Participating in the race was simultaneously the best and worst experience of my entire life; never before have I pushed myself so hard physically, emotionally and mentally and still questioned whether or not I would succeed.
Before the race, I had visions of drifting on the water, taking time to swim lazily in the Belize River, and joking with the other teams as we hung out on a 4 day moving boat party…but within the first few hours of day one, I came to the painful realization that I had grossly underestimated the difficulty of canoeing 4 whole days with 2 (almost complete) strangers. My goals for the race were quickly revised from not coming in last to simply finishing the race alive, and at some points included finding the nearest safety boat to tow us into the finish line. We (amazingly) never came in last, nor did we ever have to be towed in; we did however, stick to the back of the pack and did form some pretty hilarious relationships with the other last place teams (who were all not surprisingly composed of non-Belizean paddlers-for the last three days, we paddled among people from Japan, Canada, London, the US!)
Our strategy to keep paddling was surprisingly successful in its simplicity. I would count numbers 1-8 in my head, say “nine, ten, switch” and Alyssa and I would change sides of the canoe and then begin again, until I became delirious and started repeating numbers and counting in Chinese, Spanish, Pig Latin and made up languages composed of squeals and grunts. At the end of every hour, we would have a “power alphabet,” where I would count to 10 aloud, then instead of saying “switch,” scream a word beginning with every letter of the alphabet, one letter for every set of ten. At first, we had alphabet themes: foods, names, verbs, etc. but as the hours added up we ended up just shouting random words and sometimes just the letter (‘x’ proved to be the most challenging…after x-ray, xylophone and xenophobia we basically gave up…).

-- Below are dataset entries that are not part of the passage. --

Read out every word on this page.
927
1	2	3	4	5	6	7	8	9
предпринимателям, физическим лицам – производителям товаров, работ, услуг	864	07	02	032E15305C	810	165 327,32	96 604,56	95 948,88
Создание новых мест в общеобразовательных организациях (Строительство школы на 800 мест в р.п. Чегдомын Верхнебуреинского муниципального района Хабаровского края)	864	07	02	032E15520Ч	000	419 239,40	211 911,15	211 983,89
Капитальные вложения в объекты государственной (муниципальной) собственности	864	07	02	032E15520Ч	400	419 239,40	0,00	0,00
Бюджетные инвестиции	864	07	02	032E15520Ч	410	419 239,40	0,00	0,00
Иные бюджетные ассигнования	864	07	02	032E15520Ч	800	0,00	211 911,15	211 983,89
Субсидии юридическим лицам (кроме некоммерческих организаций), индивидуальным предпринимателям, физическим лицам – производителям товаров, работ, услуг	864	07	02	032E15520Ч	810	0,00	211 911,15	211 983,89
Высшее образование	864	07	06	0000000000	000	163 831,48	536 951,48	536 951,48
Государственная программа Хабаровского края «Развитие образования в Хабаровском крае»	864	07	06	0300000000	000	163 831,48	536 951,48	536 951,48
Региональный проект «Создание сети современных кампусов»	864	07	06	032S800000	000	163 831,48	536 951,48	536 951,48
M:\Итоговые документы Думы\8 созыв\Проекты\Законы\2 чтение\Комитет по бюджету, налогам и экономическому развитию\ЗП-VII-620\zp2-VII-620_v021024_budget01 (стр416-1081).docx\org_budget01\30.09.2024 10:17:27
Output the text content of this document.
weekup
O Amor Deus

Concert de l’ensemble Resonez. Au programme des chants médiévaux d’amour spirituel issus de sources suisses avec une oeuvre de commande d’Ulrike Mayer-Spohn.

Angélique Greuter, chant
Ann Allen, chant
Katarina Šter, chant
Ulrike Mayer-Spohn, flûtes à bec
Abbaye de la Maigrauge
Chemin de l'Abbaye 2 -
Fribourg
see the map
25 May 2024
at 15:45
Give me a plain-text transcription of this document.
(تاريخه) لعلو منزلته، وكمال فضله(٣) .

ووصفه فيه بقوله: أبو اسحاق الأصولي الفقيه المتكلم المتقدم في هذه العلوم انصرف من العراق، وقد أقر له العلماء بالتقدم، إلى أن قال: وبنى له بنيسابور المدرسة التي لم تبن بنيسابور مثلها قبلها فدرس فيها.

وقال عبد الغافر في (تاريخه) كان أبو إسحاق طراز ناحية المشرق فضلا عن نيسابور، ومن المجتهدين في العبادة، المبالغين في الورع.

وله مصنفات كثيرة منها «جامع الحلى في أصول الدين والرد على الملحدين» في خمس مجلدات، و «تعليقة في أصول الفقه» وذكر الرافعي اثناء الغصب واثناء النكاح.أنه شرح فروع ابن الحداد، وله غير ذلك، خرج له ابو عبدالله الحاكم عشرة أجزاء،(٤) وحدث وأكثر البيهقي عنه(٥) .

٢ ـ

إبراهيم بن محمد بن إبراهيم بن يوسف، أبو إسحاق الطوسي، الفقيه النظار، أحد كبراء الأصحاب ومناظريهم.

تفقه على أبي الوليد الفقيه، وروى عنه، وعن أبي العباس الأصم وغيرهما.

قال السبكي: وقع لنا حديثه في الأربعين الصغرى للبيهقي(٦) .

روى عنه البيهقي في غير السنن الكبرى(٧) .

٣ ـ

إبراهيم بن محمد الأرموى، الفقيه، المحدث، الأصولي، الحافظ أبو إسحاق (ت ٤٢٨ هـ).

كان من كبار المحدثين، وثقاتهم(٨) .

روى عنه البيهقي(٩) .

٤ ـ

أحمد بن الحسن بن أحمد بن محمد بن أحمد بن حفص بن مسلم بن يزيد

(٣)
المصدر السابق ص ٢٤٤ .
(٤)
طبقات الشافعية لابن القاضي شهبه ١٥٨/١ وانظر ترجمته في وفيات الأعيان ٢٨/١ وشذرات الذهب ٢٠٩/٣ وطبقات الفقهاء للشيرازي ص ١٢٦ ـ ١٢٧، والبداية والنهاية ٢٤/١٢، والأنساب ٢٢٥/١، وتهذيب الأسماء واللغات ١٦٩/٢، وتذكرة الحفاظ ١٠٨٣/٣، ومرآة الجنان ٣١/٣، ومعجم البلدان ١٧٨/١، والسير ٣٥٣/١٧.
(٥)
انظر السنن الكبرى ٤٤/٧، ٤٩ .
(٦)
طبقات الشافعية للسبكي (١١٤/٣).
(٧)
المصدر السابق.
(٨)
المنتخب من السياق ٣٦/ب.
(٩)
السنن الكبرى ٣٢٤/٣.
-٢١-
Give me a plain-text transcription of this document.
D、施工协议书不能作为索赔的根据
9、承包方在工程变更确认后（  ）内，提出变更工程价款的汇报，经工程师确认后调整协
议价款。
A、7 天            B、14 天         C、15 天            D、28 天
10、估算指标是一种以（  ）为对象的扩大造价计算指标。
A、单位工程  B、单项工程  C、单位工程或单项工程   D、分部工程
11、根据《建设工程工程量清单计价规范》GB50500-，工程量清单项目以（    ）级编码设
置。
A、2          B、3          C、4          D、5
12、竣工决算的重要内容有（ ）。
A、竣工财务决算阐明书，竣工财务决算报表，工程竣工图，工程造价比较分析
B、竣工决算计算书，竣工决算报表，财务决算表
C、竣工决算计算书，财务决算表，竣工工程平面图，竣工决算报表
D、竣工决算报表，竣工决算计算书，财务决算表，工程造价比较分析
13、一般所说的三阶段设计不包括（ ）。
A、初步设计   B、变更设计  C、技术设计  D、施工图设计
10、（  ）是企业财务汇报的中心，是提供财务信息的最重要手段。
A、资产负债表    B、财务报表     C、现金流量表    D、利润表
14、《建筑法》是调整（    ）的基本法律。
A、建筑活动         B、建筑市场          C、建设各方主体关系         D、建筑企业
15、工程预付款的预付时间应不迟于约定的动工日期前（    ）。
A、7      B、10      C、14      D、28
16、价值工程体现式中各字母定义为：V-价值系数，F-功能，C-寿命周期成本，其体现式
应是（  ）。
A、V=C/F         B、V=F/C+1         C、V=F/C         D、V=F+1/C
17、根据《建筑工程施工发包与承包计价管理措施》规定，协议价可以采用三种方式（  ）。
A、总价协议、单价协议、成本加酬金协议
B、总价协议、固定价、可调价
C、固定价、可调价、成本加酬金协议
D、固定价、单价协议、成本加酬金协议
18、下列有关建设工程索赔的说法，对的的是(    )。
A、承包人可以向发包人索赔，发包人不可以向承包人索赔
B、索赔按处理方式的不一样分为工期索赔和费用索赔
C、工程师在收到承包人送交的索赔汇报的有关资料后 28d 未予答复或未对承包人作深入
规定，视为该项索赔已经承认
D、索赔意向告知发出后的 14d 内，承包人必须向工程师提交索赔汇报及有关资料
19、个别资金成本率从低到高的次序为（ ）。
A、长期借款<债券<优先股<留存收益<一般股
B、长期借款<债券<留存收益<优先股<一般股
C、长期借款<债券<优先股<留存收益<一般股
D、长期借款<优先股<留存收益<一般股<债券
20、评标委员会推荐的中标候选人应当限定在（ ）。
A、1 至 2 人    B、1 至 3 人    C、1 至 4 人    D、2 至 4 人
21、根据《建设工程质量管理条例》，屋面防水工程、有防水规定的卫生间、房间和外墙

At the starting line each morning, we would float on the water surrounded by professionals, competitors and a huge cheering section comprised largely of our own Galen support team. But when the starting horn sounded, we paddled and paddled and we lifted our heads only to see one canoe after another disappear around the bend in front of us until, ultimately, it was just the four of us-me, Eric, Alyssa, and the river.
As I said, we never did finish last, and I left Belize City with a little more muscle, a lovely life-jacket tan and a sense of accomplishment that will hopefully stick with me for the rest of my life.